The action infuriated agribusiness leaders and galvanized them to fight both the old bill and the new one in an even more strident manner. Meanwhile, the United Farm Workers union, which supported SB 1736, said the amended bill was a good compromise.

A vote on the revised bill, SB 1592, was expected by Aug. 30.

John Burton, D-San Francisco, the author of SB 1736, amended SB 1592, which had been aimed at regulating hours of employment at ski resorts. Because it was too late to introduce a new bill, he used a gut-and-amend tactic to replace the language in 1592 with similar language to that found in SB 1736.
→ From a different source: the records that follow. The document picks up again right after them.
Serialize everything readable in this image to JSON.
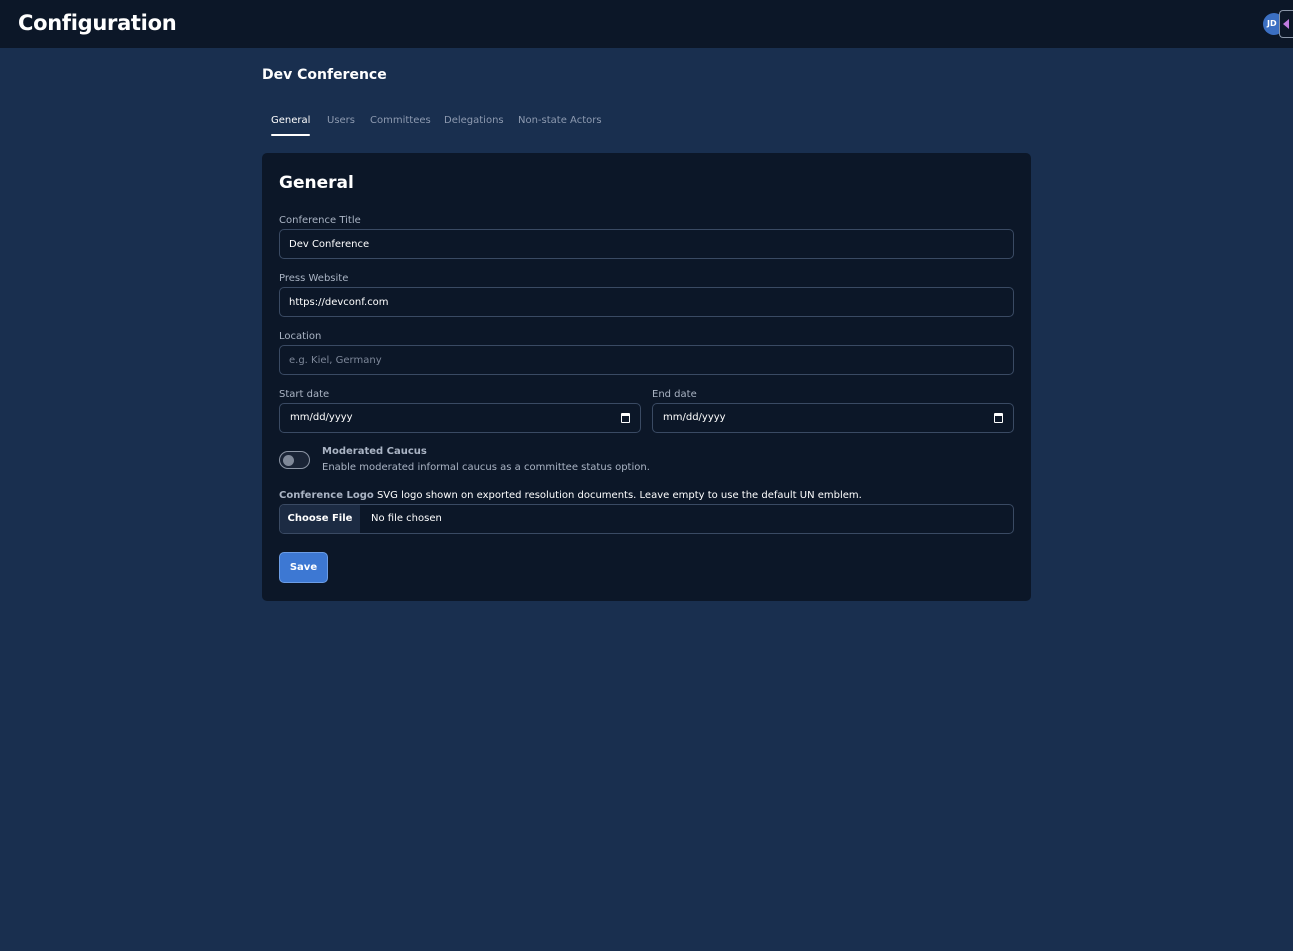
{
  "header": {
    "title": "Configuration",
    "avatar_initials": "JD"
  },
  "conference": {
    "name": "Dev Conference"
  },
  "tabs": [
    {
      "label": "General",
      "active": true
    },
    {
      "label": "Users",
      "active": false
    },
    {
      "label": "Committees",
      "active": false
    },
    {
      "label": "Delegations",
      "active": false
    },
    {
      "label": "Non-state Actors",
      "active": false
    }
  ],
  "form": {
    "title": "General",
    "conference_title": {
      "label": "Conference Title",
      "value": "Dev Conference"
    },
    "press_website": {
      "label": "Press Website",
      "value": "https://devconf.com"
    },
    "location": {
      "label": "Location",
      "value": "",
      "placeholder": "e.g. Kiel, Germany"
    },
    "start_date": {
      "label": "Start date",
      "value": "mm/dd/yyyy"
    },
    "end_date": {
      "label": "End date",
      "value": "mm/dd/yyyy"
    },
    "moderated_caucus": {
      "title": "Moderated Caucus",
      "description": "Enable moderated informal caucus as a committee status option.",
      "enabled": false
    },
    "logo": {
      "label": "Conference Logo",
      "hint": "SVG logo shown on exported resolution documents. Leave empty to use the default UN emblem.",
      "button_label": "Choose File",
      "status": "No file chosen"
    },
    "save_label": "Save"
  },
  "colors": {
    "page_bg": "#192f4f",
    "header_bg": "#0c1728",
    "card_bg": "#0c1728",
    "accent": "#3d78d3"
  }
}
The key difference is that the revised and amended SB 1592 gives a mediator, rather than an arbitrator, the ability settle a labor dispute.
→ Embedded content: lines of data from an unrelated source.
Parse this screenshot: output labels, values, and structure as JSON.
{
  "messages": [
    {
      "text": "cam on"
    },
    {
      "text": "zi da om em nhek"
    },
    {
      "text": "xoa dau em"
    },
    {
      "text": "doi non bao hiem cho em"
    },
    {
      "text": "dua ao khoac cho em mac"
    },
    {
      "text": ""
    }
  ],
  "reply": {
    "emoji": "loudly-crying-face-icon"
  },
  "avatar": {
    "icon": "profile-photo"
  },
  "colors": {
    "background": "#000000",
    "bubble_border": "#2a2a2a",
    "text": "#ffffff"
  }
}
“It’s the same garbage in a new bag,” said Joel Nelsen, president of Exeter-based California Citrus Mutual.

But Marc Grossman, a spokesman for the UFW, said SB 1592 was a compromise bill that included 90% of what Davis asked for in a meeting with UFW president Arturo Rodriguez.

“He wanted to eliminate the arbitrator. The farm workers agreed,” Grossman said. “He wanted the Agricultural Labor Relations Board to review, and the farm workers agreed.”

New language in SB 1592 could force union contracts on growers by taking away their ability to negotiate fair wages and contracts.

SB 1736 would give growers and workers 90 days to work out a contract after a pro-union vote by the workers. If negotiations are unsuccessful, either side can turn to the Agricultural Labor Relations Board, which would have to mandate a 30-day mediation period. If that fails, the labor relations board would then mandate binding arbitration.